L’année passée j’avais été choisie par ma commission à l’Assemblée nationale pour être rapporteure pour avis sur le projet de loi HADOPI. La lutte contre le piratage des oeuvres culturelles sur Internet est donc un sujet que je connais particulièrement bien et que je suis avec la plus grande attention.
Je me réjouis donc de la décision du Conseil d’Etat qui a rejeté ce matin le recours en référé contre l’HADOPI déposé par le fournisseur d’accès à Internet FDN, fournisseur d’accès associatif que j’avais tenu à auditionner l’année passée dans le cadre de l’examen du projet de loi HADOPI à l’Assemblée nationale.
Je vois dans ces recours de grossières tentatives de freiner la lutte contre le piratage des oeuvres culturelles que mène l’HADOPI par la volonté du législateur.
Dans un Etat de droit, il est normal que des recours puissent être examinés et tranchés par la plus haute juridiction administrative.
Dans un Etat de droit, il est également normal que la propriété intellectuelle soit protégée, y compris sur Internet.
- L’HADOPI contribue à développer un Internet civilisé, respectueux des libertés et des droits et devoirs de chacun.
- L’HADOPI contribue de la même manière au développement de l’offre légale, qui est l’une clé essentielle de la réussite de la lutte contre le piratage.

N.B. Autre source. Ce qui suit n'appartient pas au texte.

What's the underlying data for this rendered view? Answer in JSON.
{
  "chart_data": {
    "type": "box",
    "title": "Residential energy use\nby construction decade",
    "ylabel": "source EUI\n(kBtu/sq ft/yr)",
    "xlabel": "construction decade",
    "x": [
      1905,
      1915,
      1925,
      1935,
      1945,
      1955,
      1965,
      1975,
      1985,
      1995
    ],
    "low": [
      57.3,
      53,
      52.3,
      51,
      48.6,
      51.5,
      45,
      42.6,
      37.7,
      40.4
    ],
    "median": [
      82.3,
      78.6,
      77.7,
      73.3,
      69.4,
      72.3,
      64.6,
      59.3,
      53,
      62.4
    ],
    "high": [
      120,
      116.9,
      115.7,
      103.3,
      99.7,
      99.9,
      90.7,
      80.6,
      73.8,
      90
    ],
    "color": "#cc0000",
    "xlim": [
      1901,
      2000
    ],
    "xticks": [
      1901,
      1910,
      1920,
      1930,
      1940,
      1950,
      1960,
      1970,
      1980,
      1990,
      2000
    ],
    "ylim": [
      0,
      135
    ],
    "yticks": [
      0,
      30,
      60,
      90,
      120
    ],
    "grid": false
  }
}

Le Président de la République, Nicolas SARKOZY, dès le début de son quinquennat, a toujours agi en faveur de la culture et de la création. Il n’est donc pas étonnant qu’il ait fait de la lutte contre le piratage une priorité, une priorité car le piratage est injuste et dangereux.
Injuste car pirater c’est du vol, un vol qui spolie les créateurs des fruits mérités de leur travail. Dangereux car il porte atteinte à la qualité et à la diversité de la création, ce qui, à terme, pourrait tuer la création et réduire d’autant le choix des internautes.
L’HADOPI fonctionne donc dans l’intérêt de tous…y compris des pirates.